Question

I'm translating some hardware communication code from VB6 to C#, and got a problem with som communication that need to send chars to the device. The VB6 Code looks like this:

Dim STARTQUEST As String
STARTQUEST = Chr(254) + Chr(address + 8) + Chr(address) + Chr(20) + Chr(128) + Chr(3)

And I have done this C# code

String m_startQuest = "";
m_startQuest = m_startQuest + (Char)254 + (Char)(address + 8) + (Char)address + (Char)20 + (Char)128 + (Char)3;

But I get the feel that I don't get the same output from them. Atleast in debug the STARTQUEST string looks alot different.
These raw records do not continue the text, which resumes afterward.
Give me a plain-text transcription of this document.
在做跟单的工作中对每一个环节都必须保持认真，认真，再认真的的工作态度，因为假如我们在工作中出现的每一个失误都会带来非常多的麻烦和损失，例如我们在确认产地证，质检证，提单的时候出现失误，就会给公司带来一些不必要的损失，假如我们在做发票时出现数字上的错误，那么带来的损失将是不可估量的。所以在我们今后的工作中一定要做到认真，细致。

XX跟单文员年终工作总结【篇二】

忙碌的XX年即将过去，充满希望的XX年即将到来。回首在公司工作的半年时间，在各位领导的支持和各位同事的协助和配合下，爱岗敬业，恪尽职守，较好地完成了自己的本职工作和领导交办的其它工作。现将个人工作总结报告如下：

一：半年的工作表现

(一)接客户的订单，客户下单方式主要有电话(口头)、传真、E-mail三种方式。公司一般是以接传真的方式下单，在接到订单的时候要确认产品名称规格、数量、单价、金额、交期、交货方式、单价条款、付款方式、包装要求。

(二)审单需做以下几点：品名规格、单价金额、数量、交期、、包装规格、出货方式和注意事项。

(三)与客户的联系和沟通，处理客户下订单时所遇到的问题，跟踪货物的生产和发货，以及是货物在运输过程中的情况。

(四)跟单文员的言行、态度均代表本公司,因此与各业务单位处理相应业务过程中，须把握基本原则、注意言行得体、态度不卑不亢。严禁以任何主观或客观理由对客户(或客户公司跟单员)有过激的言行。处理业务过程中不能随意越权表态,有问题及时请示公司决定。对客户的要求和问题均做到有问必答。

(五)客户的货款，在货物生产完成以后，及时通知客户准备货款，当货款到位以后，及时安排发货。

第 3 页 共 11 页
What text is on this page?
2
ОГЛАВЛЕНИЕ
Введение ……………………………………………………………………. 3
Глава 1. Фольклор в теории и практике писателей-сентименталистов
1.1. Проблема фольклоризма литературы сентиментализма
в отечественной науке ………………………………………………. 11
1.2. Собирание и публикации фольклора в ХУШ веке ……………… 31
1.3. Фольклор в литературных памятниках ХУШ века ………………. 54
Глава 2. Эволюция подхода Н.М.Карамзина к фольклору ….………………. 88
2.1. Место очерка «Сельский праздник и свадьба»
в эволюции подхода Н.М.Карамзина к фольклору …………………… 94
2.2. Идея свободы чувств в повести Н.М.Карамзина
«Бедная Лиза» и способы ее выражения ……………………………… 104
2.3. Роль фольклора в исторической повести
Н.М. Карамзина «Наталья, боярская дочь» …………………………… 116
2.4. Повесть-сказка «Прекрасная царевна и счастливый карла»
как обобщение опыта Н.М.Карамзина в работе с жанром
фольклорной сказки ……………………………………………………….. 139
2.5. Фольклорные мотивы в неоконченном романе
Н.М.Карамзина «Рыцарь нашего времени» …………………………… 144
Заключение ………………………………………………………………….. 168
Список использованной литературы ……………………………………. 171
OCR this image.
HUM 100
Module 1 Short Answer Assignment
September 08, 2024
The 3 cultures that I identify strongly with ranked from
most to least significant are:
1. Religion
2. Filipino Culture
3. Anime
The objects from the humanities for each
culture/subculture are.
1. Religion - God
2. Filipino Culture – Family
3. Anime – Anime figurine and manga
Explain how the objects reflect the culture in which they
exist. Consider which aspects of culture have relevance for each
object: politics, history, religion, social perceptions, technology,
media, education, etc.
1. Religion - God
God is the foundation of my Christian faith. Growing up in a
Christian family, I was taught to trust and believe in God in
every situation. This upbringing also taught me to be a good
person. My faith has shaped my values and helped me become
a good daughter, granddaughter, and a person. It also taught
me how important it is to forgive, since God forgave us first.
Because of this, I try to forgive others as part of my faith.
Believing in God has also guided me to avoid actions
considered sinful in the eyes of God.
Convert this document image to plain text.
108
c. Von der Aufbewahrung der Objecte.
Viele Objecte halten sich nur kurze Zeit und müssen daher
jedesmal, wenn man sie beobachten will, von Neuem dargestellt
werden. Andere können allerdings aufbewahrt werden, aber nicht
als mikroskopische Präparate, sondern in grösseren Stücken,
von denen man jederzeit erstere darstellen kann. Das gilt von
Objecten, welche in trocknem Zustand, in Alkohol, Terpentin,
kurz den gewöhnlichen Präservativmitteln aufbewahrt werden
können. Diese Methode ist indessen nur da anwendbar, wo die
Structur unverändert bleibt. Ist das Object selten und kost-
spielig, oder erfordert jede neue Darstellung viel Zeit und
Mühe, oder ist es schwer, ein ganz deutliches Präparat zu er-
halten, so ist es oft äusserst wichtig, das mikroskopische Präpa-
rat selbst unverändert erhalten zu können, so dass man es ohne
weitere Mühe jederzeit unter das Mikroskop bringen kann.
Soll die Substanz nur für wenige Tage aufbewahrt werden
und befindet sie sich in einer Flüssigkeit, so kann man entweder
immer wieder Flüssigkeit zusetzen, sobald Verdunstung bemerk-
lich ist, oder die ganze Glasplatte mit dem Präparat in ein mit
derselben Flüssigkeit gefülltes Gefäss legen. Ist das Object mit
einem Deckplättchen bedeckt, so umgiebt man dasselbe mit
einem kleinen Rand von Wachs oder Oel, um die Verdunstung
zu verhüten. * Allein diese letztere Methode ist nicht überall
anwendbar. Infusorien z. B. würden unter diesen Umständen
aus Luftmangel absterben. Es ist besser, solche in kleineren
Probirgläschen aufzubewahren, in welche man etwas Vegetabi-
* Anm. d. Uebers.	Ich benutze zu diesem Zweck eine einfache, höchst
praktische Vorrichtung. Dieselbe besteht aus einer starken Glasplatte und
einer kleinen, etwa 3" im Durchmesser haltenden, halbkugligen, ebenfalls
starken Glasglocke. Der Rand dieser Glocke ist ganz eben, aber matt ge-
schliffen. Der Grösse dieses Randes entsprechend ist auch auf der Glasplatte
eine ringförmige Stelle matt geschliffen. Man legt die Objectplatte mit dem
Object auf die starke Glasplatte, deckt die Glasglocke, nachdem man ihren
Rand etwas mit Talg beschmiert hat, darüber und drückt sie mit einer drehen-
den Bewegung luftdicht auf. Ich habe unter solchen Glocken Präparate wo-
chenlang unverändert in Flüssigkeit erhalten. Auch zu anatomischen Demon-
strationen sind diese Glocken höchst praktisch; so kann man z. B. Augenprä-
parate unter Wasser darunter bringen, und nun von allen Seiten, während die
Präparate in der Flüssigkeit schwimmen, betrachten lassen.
Is there any other way to get the vb6 function to do the same in C#?

Was it helpful?

Solution

One option would be to add a reference to Microsoft.VisualBasic and use the Strings.Chr function

Chr is doing a lot more behind the scenes than you may realize (see the link).

OTHER TIPS

m_startQuest += Encoding.ASCII.GetString(
  new byte[] {254, address + 8, address, 28, 128, 3}
);

Why bytes? .Net char type supports Unicode and may be bigger than 255. SO it is safer to use bytes.

Update:

A runtime error in VB6

Dim s As String
s = Chr(1) + Chr(256)
Debug.Print s

Result is 257 in c#.

(((char)1) + ((char)256))

Result is a string in c#.

(((char)1) + "" + ((char)256))

a compile time error in c#.

Encoding.ASCII.GetString(
  new byte[] { 1, 256 }
);

Using the (Char) cast gets you the behaviour of VB6's ChrW (not Chr) function. VB6's Chr function does an ANSI<->Unicode conversion - to duplicate this in C# you can use System.Text.Encoding.Default.GetBytes().